E não estou falando de rostos envelhecidos e enrugados, mas de faces que ainda tem muito para viver e que muito se assemelham aos rostos passados.
Mesmo com um celular em casa, no começo dos anos 2000, lembro que eu e minha mãe usávamos muito o orelhão que ficava na avenida perto de casa. Na época minha avó ainda não tinha um celular, e o método mais fácil de falar com ela era pelo orelhão. Minha mãe avisava para ela que horas iria ligar por meio de outras pessoas ou nas próprias ligações que fazia e minha avó ia até o orelhão no horário marcado.
Hoje, já acostumada com uma comunicação mais rápida e que não precisa de cartões ou fichas para funcionar, eu penso no quanto essas ligações eram mais valorizadas.

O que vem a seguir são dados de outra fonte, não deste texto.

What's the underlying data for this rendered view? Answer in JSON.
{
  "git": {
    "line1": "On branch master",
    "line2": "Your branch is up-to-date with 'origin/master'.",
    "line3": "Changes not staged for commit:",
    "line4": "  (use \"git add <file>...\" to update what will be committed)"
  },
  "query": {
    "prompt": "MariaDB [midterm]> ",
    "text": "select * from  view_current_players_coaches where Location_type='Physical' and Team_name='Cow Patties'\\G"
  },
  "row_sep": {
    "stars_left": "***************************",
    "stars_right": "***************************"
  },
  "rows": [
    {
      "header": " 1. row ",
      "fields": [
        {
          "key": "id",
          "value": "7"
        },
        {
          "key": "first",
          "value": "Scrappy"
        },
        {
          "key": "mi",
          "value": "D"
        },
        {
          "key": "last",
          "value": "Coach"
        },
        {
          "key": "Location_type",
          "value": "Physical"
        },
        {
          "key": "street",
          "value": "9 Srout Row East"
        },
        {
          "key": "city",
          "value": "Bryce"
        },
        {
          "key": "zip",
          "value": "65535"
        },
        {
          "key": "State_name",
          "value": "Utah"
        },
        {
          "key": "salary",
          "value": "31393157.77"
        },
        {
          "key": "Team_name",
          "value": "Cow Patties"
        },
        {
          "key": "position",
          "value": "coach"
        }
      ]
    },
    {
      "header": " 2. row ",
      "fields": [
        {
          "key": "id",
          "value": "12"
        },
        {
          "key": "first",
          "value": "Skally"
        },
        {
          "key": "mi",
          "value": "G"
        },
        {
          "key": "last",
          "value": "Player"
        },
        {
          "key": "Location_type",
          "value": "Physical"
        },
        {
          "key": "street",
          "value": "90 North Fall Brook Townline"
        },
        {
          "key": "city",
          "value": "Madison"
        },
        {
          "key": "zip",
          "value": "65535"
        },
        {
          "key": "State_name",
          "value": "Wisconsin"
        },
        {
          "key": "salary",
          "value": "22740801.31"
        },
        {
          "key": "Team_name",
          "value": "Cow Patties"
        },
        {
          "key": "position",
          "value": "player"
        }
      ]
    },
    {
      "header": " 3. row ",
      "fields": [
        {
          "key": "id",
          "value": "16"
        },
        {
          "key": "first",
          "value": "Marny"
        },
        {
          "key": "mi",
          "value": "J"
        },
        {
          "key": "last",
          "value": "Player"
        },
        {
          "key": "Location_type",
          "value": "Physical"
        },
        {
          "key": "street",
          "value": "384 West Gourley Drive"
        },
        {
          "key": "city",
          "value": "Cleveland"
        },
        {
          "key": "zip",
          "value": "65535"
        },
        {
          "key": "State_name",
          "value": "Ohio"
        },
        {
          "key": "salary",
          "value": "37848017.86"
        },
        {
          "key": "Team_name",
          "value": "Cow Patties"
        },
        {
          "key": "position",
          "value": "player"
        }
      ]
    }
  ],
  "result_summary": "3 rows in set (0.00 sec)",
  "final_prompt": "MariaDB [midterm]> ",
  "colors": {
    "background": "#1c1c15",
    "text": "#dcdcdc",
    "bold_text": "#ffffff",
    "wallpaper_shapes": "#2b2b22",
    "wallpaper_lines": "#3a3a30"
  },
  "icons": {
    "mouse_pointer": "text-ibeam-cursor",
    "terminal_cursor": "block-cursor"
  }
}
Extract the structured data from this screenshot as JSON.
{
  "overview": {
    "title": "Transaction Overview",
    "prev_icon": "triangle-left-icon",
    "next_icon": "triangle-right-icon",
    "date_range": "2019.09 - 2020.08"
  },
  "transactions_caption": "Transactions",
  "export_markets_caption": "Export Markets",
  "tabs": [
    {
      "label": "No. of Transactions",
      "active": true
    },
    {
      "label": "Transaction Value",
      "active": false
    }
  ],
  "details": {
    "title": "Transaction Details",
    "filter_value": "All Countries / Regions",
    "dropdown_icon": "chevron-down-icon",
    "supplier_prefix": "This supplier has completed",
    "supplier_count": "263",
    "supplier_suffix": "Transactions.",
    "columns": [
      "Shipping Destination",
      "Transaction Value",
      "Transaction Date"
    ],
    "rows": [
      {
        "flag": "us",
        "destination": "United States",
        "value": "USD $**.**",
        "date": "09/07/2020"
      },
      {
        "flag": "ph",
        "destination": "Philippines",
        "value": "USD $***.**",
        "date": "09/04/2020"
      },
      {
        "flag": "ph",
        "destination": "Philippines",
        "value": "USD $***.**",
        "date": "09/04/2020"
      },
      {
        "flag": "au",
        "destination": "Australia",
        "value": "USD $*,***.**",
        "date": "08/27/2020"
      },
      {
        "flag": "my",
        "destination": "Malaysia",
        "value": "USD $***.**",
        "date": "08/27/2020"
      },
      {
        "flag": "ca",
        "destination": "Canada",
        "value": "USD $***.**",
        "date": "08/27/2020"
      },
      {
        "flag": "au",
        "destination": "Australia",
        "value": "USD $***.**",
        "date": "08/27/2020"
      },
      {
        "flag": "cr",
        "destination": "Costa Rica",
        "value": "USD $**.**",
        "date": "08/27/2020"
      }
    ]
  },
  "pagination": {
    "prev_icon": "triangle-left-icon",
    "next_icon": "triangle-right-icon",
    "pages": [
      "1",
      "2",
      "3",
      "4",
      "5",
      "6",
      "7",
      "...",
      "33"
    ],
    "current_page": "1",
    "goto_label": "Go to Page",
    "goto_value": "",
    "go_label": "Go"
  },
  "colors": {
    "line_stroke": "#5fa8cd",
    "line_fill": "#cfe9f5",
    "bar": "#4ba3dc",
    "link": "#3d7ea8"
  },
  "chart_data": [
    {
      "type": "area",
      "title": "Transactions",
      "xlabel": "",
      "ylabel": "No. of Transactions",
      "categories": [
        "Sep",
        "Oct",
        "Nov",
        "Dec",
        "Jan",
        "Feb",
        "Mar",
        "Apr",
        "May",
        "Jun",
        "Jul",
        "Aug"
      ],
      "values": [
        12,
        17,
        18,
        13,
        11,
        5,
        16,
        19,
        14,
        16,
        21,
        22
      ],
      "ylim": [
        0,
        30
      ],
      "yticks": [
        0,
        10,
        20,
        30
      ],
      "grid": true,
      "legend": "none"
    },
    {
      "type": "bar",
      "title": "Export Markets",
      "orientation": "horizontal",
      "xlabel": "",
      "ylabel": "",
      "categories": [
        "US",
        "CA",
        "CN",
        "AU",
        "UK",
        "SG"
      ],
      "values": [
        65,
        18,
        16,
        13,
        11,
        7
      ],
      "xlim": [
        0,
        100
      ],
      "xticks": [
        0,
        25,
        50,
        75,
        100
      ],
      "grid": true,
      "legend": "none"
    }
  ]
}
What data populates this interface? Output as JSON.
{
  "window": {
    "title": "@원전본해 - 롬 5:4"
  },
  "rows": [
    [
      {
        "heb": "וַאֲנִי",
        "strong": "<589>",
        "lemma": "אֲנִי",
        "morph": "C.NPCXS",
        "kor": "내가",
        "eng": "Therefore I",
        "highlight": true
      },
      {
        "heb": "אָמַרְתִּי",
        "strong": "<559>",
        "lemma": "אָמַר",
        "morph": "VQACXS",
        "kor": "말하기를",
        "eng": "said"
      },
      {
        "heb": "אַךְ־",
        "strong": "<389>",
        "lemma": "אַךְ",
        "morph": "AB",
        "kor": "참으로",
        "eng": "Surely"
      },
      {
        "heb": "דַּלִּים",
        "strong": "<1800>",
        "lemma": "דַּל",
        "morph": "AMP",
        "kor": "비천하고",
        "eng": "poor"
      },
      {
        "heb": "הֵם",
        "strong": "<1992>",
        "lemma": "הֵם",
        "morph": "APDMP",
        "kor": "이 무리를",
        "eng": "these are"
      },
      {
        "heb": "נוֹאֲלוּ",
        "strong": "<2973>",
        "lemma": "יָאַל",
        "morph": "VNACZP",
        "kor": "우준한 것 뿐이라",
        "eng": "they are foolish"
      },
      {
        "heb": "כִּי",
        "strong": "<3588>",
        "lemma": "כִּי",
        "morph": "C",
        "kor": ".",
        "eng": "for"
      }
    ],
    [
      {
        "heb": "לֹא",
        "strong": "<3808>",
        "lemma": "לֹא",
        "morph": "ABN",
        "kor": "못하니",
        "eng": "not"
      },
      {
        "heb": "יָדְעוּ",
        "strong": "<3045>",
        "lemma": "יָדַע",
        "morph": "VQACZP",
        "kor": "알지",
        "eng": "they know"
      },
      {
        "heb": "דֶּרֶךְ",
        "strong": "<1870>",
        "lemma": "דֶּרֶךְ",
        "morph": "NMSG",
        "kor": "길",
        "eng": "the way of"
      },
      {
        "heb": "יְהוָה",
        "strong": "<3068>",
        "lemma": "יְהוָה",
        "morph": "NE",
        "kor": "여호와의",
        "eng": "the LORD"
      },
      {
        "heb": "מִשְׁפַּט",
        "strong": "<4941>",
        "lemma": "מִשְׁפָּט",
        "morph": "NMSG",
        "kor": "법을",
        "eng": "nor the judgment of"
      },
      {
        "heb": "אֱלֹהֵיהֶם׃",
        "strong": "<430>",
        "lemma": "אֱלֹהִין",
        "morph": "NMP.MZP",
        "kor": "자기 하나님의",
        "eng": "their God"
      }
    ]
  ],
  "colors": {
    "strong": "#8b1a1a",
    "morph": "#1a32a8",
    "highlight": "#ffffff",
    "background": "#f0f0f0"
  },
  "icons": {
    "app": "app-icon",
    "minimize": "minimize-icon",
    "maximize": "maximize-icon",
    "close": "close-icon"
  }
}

Apesar das dificuldades enfrentadas naquele tempo, há uma nostalgia reconfortante em relação aos orelhões e o que eles significavam para mim e para muita gente. Pouco tempo depois os orelhões caíram em desuso e sinto que uma parte da minha vida foi esquecida. Vivendo numa época em que essa parte da história já não é comum para muita gente, eu sinto um certo orgulho de saber que mesmo que não pareça, esse é um rosto de quem já usou um orelhão.